News September 6, 2016

Made for Good partners of Deutsche Bank present themselves at startupnight

For the first time, Deutsche Bank has partnered with one of the highlights of the entrepreneurial scene: startupnight in Berlin. In Deutsche Bank’s Atrium, 32 startups presented a range of innovative ideas – among them FinTechs as well as social startups that have one thing in common: the desire to drive things forward.

Made for Good

The fourth annual startupnight in Berlin was a showcase for the creativity of Europe’s latest generation of entrepreneurs. Under the motto “Meet Investors. Meet Corporates. Scale your Business. Be International”, the weekend event attracted more than 3,400 visitors to Germany’s leading startup city.

Deutsche Bank Berlin served as a new venue for this year’s startupnight. The light-filled courtyard provided a perfect setting for 32 startups and their innovative business ideas. In addition to numerous banking services, such as state-of-the art accounting software or solutions for the self-employed, the startups on show included a number of social enterprises. Among them were several of our Made for Good partners, who receive coaching from Deutsche Bank employees. The Made for Good programme of Deutsche Bank and its foundations helps to build momentum and capacity of ventures that create wider social good.

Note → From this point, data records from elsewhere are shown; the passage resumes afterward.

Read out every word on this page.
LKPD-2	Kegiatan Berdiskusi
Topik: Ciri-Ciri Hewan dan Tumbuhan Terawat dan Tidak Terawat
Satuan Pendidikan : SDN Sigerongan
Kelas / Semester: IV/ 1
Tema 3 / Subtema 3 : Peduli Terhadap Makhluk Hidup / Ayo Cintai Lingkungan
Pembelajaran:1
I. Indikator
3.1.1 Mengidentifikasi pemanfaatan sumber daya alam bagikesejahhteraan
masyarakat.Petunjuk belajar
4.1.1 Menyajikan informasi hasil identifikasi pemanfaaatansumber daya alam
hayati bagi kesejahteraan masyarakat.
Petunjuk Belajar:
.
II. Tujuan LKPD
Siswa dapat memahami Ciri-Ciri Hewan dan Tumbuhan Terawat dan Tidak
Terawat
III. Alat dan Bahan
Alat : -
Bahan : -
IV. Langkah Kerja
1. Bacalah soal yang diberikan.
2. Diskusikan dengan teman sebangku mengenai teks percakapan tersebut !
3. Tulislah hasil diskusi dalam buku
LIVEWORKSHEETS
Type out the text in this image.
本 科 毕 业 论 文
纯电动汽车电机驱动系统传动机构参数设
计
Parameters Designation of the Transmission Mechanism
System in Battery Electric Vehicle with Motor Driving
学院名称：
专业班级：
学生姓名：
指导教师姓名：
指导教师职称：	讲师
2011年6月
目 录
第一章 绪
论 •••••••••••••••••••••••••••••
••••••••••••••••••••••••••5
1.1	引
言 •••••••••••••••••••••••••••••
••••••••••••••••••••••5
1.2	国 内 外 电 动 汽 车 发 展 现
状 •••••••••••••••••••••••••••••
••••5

“For us, it’s important to get people talking about us in the cities where we operate,” says Bernd Günter, 46, of Auticon, the first and so far only company in Germany that exclusively employs autistic adults as IT consultants.

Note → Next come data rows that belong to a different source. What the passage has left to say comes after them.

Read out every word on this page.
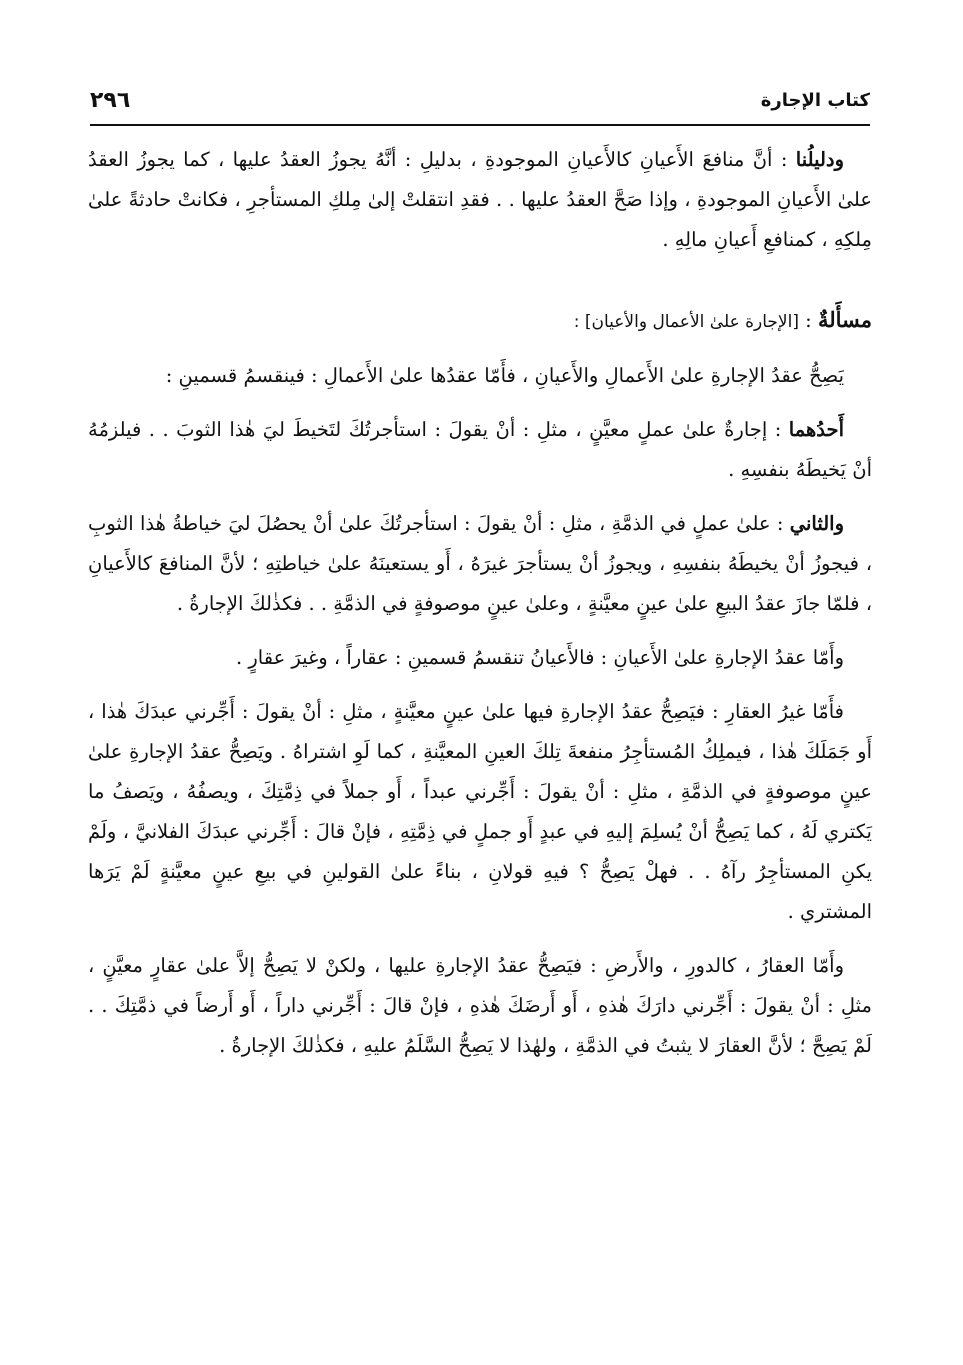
٢٩٦	كتاب الإجارة

ودليلُنا : أنَّ منافعَ الأَعيانِ كالأَعيانِ الموجودةِ ، بدليلِ : أنَّهُ يجوزُ العقدُ عليها ، كما يجوزُ العقدُ علىٰ الأَعيانِ الموجودةِ ، وإذا صَحَّ العقدُ عليها . . فقدِ انتقلتْ إلىٰ مِلكِ المستأجرِ ، فكانتْ حادثةً علىٰ مِلكِهِ ، كمنافعِ أَعيانِ مالِهِ .

مسأَلةٌ : [الإجارة علىٰ الأعمال والأعيان] :

يَصِحُّ عقدُ الإجارةِ علىٰ الأَعمالِ والأَعيانِ ، فأَمّا عقدُها علىٰ الأَعمالِ : فينقسمُ قسمينِ :

أَحدُهما : إجارةٌ علىٰ عملٍ معيَّنٍ ، مثلِ : أنْ يقولَ : استأجرتُكَ لتَخيطَ ليَ هٰذا الثوبَ . . فيلزمُهُ أنْ يَخيطَهُ بنفسِهِ .

والثاني : علىٰ عملٍ في الذمَّةِ ، مثلِ : أنْ يقولَ : استأجرتُكَ علىٰ أنْ يحصُلَ ليَ خياطةُ هٰذا الثوبِ ، فيجوزُ أنْ يخيطَهُ بنفسِهِ ، ويجوزُ أنْ يستأجرَ غيرَهُ ، أَو يستعينَهُ علىٰ خياطتِهِ ؛ لأنَّ المنافعَ كالأَعيانِ ، فلمّا جازَ عقدُ البيعِ علىٰ عينٍ معيَّنةٍ ، وعلىٰ عينٍ موصوفةٍ في الذمَّةِ . . فكذٰلكَ الإجارةُ .

وأَمّا عقدُ الإجارةِ علىٰ الأَعيانِ : فالأَعيانُ تنقسمُ قسمينِ : عقاراً ، وغيرَ عقارٍ .

فأَمّا غيرُ العقارِ : فيَصِحُّ عقدُ الإجارةِ فيها علىٰ عينٍ معيَّنةٍ ، مثلِ : أنْ يقولَ : أَجِّرني عبدَكَ هٰذا ، أَو جَمَلَكَ هٰذا ، فيملِكُ المُستأجِرُ منفعةَ تِلكَ العينِ المعيَّنةِ ، كما لَوِ اشتراهُ . ويَصِحُّ عقدُ الإجارةِ علىٰ عينٍ موصوفةٍ في الذمَّةِ ، مثلِ : أنْ يقولَ : أَجِّرني عبداً ، أَو جملاً في ذِمَّتِكَ ، ويصفُهُ ، ويَصفُ ما يَكتري لَهُ ، كما يَصِحُّ أنْ يُسلِمَ إليهِ في عبدٍ أَو جملٍ في ذِمَّتِهِ ، فإنْ قالَ : أَجِّرني عبدَكَ الفلانيَّ ، ولَمْ يكنِ المستأجِرُ رآهُ . . فهلْ يَصِحُّ ؟ فيهِ قولانِ ، بناءً علىٰ القولينِ في بيعِ عينٍ معيَّنةٍ لَمْ يَرَها المشتري .

وأَمّا العقارُ ، كالدورِ ، والأَرضِ : فيَصِحُّ عقدُ الإجارةِ عليها ، ولكنْ لا يَصِحُّ إلاَّ علىٰ عقارٍ معيَّنٍ ، مثلِ : أنْ يقولَ : أَجِّرني دارَكَ هٰذهِ ، أَو أَرضَكَ هٰذهِ ، فإنْ قالَ : أَجِّرني داراً ، أَو أَرضاً في ذمَّتِكَ . . لَمْ يَصِحَّ ؛ لأنَّ العقارَ لا يثبتُ في الذمَّةِ ، ولهٰذا لا يَصِحُّ السَّلَمُ عليهِ ، فكذٰلكَ الإجارةُ .
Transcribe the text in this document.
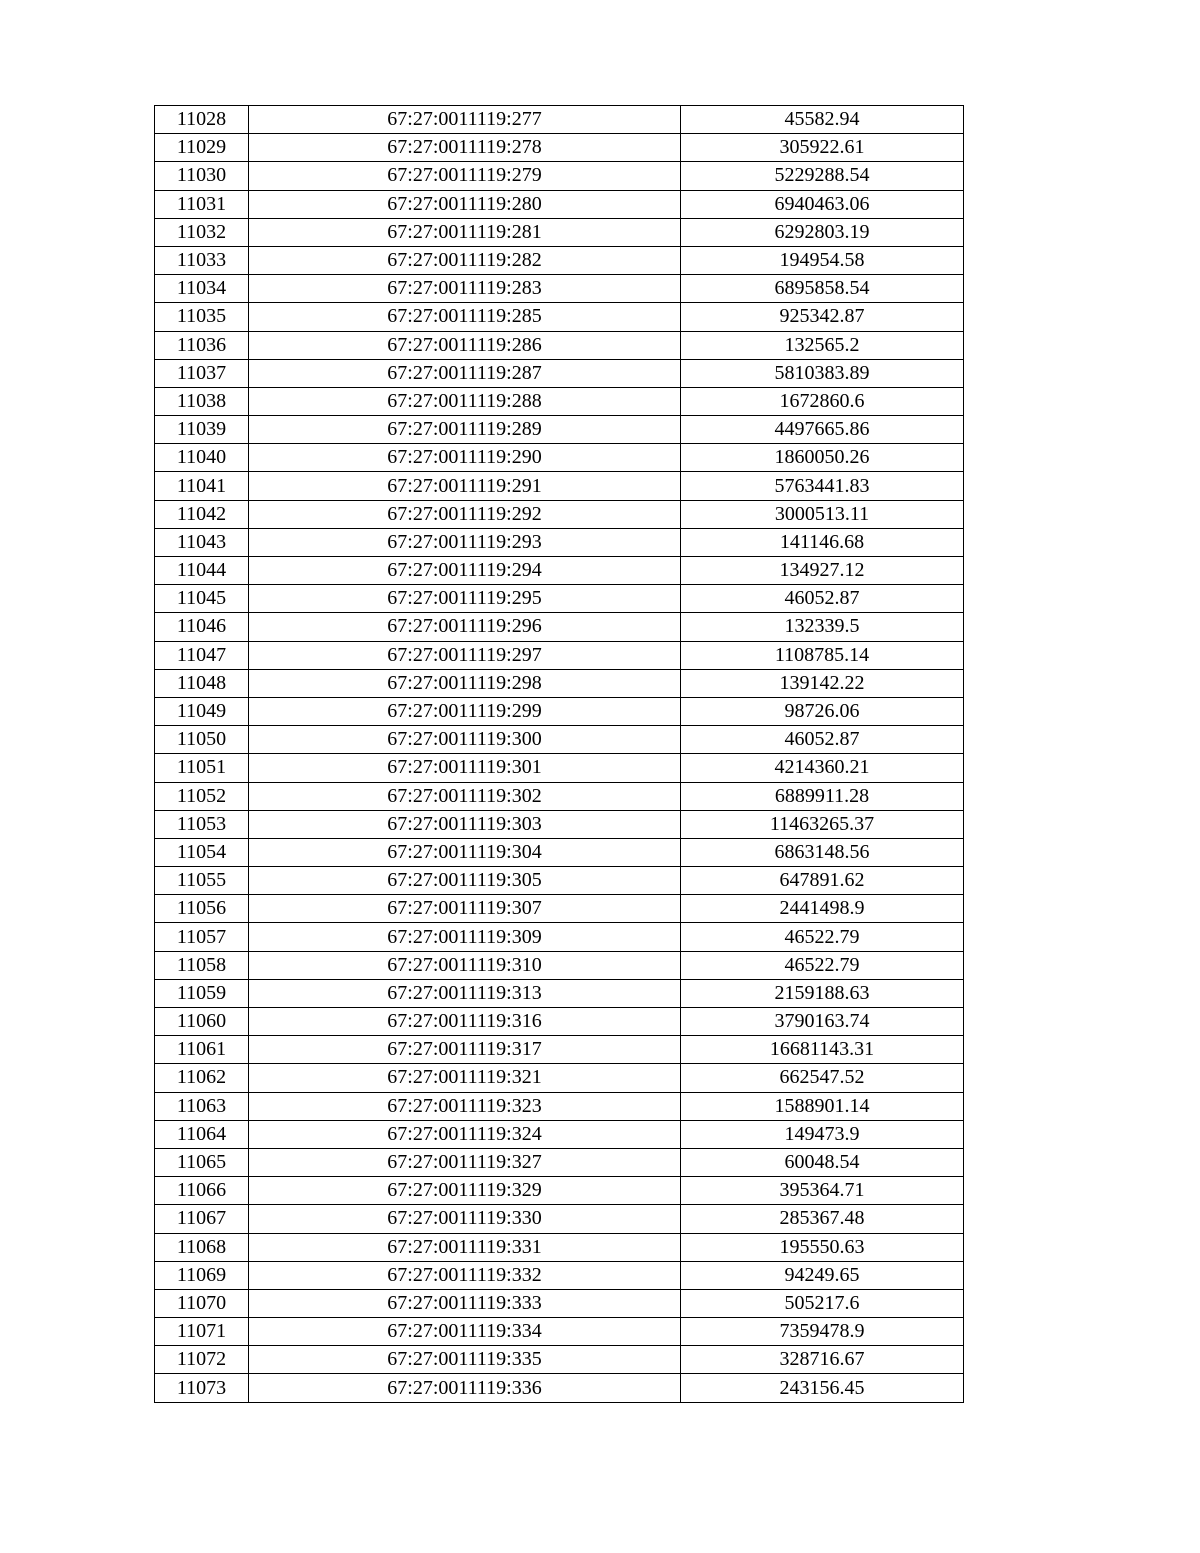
11028	67:27:0011119:277	45582.94
11029	67:27:0011119:278	305922.61
11030	67:27:0011119:279	5229288.54
11031	67:27:0011119:280	6940463.06
11032	67:27:0011119:281	6292803.19
11033	67:27:0011119:282	194954.58
11034	67:27:0011119:283	6895858.54
11035	67:27:0011119:285	925342.87
11036	67:27:0011119:286	132565.2
11037	67:27:0011119:287	5810383.89
11038	67:27:0011119:288	1672860.6
11039	67:27:0011119:289	4497665.86
11040	67:27:0011119:290	1860050.26
11041	67:27:0011119:291	5763441.83
11042	67:27:0011119:292	3000513.11
11043	67:27:0011119:293	141146.68
11044	67:27:0011119:294	134927.12
11045	67:27:0011119:295	46052.87
11046	67:27:0011119:296	132339.5
11047	67:27:0011119:297	1108785.14
11048	67:27:0011119:298	139142.22
11049	67:27:0011119:299	98726.06
11050	67:27:0011119:300	46052.87
11051	67:27:0011119:301	4214360.21
11052	67:27:0011119:302	6889911.28
11053	67:27:0011119:303	11463265.37
11054	67:27:0011119:304	6863148.56
11055	67:27:0011119:305	647891.62
11056	67:27:0011119:307	2441498.9
11057	67:27:0011119:309	46522.79
11058	67:27:0011119:310	46522.79
11059	67:27:0011119:313	2159188.63
11060	67:27:0011119:316	3790163.74
11061	67:27:0011119:317	16681143.31
11062	67:27:0011119:321	662547.52
11063	67:27:0011119:323	1588901.14
11064	67:27:0011119:324	149473.9
11065	67:27:0011119:327	60048.54
11066	67:27:0011119:329	395364.71
11067	67:27:0011119:330	285367.48
11068	67:27:0011119:331	195550.63
11069	67:27:0011119:332	94249.65
11070	67:27:0011119:333	505217.6
11071	67:27:0011119:334	7359478.9
11072	67:27:0011119:335	328716.67
11073	67:27:0011119:336	243156.45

Our goals are not purely financial; we also want to bring about change in our society, in our economy, in our culture and in people’s minds. To do that, we need visibility and public awareness. Bernd Günter, Auticon

It is essential for Auticon to meet with other entrepreneurs, says Günter: “We’re happy to discuss our business models, our projects and our ideas – and we find lots of people with a similar outlook in the startup community.”

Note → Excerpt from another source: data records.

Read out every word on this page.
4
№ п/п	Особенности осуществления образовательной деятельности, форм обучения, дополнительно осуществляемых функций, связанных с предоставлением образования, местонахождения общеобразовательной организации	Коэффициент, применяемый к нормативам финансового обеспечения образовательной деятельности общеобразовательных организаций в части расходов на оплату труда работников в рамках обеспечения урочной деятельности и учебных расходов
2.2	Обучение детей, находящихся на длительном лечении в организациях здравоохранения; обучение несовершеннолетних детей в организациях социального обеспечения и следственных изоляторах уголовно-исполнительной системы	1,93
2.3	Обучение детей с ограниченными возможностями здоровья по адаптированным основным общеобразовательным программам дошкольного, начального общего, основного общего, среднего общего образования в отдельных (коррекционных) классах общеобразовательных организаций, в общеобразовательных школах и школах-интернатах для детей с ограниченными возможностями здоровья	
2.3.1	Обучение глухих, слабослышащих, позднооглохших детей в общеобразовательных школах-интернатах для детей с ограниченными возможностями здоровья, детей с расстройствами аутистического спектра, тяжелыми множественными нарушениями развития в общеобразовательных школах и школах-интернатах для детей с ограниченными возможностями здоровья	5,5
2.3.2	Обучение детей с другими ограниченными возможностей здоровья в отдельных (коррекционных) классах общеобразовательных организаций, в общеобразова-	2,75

One such person is Christian Schloh, 43, of the Berlin startup Dycle, which promotes the recyclability of diapers and offers families a reliable system to reduce their waste and improve their carbon footprint. “There’s always an opportunity for us at events such as this. While there’s probably less chance of connecting with our actual target audience, i.e. parents, we are likely to meet new cooperation partners.”

The Dycle project is still in its infancy. Having run a successful pilot project in Berlin last year, they are now planning to start their regular business in 2017. One problem that Dycle faces is assessing the funding it needs – no easy task for a sector that does not yet exist.

This is a familiar problem for Norbert Kunz, founder and CEO of Social Impact, a cooperation partner of Deutsche Bank: “When startups come up with totally new products, it’s hard to assess their rating.” External expertise helps us to avoid errors in the calculations. And without a compelling business plan, it is hard to attract investors. To address these challenges, the six Social Impact Labs in Germany provide entrepreneurs with lots of opportunities: coaching, co-working, and – most importantly – networking. Businesses also receive support from startup experts, some of whom are Deutsche Bank volunteers.

Startup focus

During the panel discussion, Norbert Kunz and Alexander Gallas, Head of Corporate Volunteering at Deutsche Bank, presented the latest cooperation project: a special accelerator programme for social startups – the Impact Fund. At least nine startups can participate in the pitch process and are eligible to receive grants from the fund, which Deutsche Bank and SAP have jointly set up and each donated 100,000 euros.

The impact fund is the first of its kind in Germany and provides non-repayable grants up to 25,000 euros to social startups that tangibly improve the social and economic participation of immigrants in Germany.

These grants make a huge difference for social startups “as it’s much harder for them to find funding elsewhere,” says Norbert Kunz. The difficulty for social startups is that their priority is social value rather than profit. Consequently, they are less appealing to investors. Alexander Gallas understands the problem well: “In addition to funding, we match them with our colleagues who provide financial, communications and marketing expertise. They also benefit from our extensive network of clients and investors.”

Networking, it is generally agreed, is a crucial factor in the startup sector. Hence the importance of startupnight, says Norbert Kunz: “Events such as this offer an opportunity for startups to meet with potential investors, to share their experiences, to get feedback on their product or service, and – as a result – to improve their performance.”